M. Şevket Eygi

M. Şevket Eygi

Tarımımız ve Hayvancılığımız

Tarımımız ve Hayvancılığımız

Türkiye’nin ekilebilir arazisi, kendine yetecek ekmeklik buğday yetiştirmeye müsait midir? Müsaittir.

Kendimize yetecek buğdayı ürettikten sonra, fazlasını dışarıya satacak üretim yapabilir miyiz? Yapabiliriz. Bir ara böyleydi.

Yüzölçümü bizden az olan Fransa buğday ihraç ediyor da biz niçin onun gibi olmayalım?

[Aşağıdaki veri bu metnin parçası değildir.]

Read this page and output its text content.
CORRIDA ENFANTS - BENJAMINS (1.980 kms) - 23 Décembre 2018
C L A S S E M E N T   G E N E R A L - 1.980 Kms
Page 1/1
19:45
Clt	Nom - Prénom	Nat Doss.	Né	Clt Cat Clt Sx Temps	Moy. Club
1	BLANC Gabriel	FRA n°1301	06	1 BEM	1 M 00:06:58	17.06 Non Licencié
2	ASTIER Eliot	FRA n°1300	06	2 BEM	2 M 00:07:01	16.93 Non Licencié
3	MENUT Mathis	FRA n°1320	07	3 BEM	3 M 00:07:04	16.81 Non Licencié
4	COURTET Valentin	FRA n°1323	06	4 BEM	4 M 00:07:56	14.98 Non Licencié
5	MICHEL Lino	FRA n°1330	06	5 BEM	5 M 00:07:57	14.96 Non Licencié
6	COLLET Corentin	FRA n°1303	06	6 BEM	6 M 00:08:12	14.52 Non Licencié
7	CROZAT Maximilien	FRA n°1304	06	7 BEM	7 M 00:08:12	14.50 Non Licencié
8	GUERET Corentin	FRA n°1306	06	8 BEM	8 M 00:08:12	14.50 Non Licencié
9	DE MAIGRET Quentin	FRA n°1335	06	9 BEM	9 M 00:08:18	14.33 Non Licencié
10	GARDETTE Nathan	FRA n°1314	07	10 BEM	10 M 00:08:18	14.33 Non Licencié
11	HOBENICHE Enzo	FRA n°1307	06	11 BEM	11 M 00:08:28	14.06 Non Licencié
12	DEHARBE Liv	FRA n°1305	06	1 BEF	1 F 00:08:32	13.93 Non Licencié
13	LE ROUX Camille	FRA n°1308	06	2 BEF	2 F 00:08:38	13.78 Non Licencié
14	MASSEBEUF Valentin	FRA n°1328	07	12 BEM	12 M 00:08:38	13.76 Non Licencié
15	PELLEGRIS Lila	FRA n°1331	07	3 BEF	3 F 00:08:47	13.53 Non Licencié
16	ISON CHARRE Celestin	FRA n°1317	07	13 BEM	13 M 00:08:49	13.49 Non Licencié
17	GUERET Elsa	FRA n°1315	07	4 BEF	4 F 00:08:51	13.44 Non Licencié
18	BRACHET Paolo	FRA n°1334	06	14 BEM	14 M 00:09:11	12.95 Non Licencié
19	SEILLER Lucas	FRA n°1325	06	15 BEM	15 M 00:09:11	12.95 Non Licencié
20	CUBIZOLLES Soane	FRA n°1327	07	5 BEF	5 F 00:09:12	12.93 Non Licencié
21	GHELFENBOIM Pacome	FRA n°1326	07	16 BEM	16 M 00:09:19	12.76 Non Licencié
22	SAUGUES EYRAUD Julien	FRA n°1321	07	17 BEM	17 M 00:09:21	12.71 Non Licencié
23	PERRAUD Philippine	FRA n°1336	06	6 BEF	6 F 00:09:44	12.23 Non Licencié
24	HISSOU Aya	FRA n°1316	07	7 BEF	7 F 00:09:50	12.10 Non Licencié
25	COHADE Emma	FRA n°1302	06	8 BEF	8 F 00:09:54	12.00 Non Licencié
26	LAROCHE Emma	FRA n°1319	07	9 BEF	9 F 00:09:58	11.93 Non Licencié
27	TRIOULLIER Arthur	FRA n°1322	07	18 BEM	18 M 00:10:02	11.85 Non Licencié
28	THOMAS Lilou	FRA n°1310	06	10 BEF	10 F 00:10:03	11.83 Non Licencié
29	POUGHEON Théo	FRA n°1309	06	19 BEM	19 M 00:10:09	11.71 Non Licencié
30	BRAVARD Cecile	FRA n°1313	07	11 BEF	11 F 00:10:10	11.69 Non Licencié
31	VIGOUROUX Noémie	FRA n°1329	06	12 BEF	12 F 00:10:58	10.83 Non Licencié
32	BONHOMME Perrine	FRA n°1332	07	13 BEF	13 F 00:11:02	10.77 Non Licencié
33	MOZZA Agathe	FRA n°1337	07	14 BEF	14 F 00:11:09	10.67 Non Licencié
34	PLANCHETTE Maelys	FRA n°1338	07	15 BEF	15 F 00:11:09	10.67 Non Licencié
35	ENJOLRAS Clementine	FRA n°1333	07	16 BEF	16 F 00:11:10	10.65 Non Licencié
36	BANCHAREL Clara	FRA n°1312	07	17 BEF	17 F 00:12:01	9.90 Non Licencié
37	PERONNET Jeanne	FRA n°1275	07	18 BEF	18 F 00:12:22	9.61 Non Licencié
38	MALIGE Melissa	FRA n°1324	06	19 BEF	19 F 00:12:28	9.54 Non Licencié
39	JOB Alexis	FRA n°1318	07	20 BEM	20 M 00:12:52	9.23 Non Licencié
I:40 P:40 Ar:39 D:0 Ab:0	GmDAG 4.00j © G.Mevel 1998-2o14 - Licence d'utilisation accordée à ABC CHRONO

Dışarıya başka ürünler satar, buğdayımızın bir kısmını da ithal ederiz... Bu çok yanlış bir şeydir. Buğday sıradan bir madde değildir, stratejik maddedir. Domatese, çileğe, portakala benzemez. Onlarsız yaşayabilirsiniz ama buğdaysız (veya bazı ülkelerde pirinçsiz) yaşayamazsanız. Uluslararası bir kriz olur, büyük bir savaş patlar ve buğdaysız kalırsak çok sıkıntı çekebiliriz.

Buğday konusunda ne yapmak lazımdır: Planlar programlar yapmak, projeler üretmek, çare ve çözümler bulmak ve ne yapıp yapıp ekmeklik buğdayımızı yurdumuzda üretmemiz gerekir.

Türkiye şu anda dünyanın yedinci tarım ülkesiymiş!.. İstatistiklerle her şeyi ispat etmek mümkündür!

18-19 Temmuz’da otomobille küçük bir Trakya seyahati yaptım. Ara yollardan ta İğneada’ya, Bulgaristan sınırındaki Sislioba köyüne kadar gittim. Dönüşte yine tali yollardan geçerek nice yer gördüm. Gözlerimin ulaştığı yerlerde bir tek bahçede, bir tek bostanda, bir tek bağda bir tek (tekrar ediyorum) bir tek çalışan insan görmedim. Lakin köy kahvehaneleri doluydu.

Tek başına yalnız Trakya bile bütün Türkiye’yi doyurmaya yeter.

Havsa’dan geçerken bir kavun satın aldım, yerli kavun değilmiş, Kırkağaç kavunu imiş!

İnternetten resimlerine bakınız, dünyanın çalışkan ülkelerinde nasıl teras ziraati yapılıyor. Teras ziraati, dağların yamaçlarında, engebeli arazide, bir tarafına taş duvarlar yapmak suretiyle düz arazi elde edip oralarda bin zahmetle tarım yapmaktır. Teraslarda pirinç bile yetiştiriyorlar. Bizim gayet verimli, helva gibi topraklarımızda yoğun tarım yapılmıyor.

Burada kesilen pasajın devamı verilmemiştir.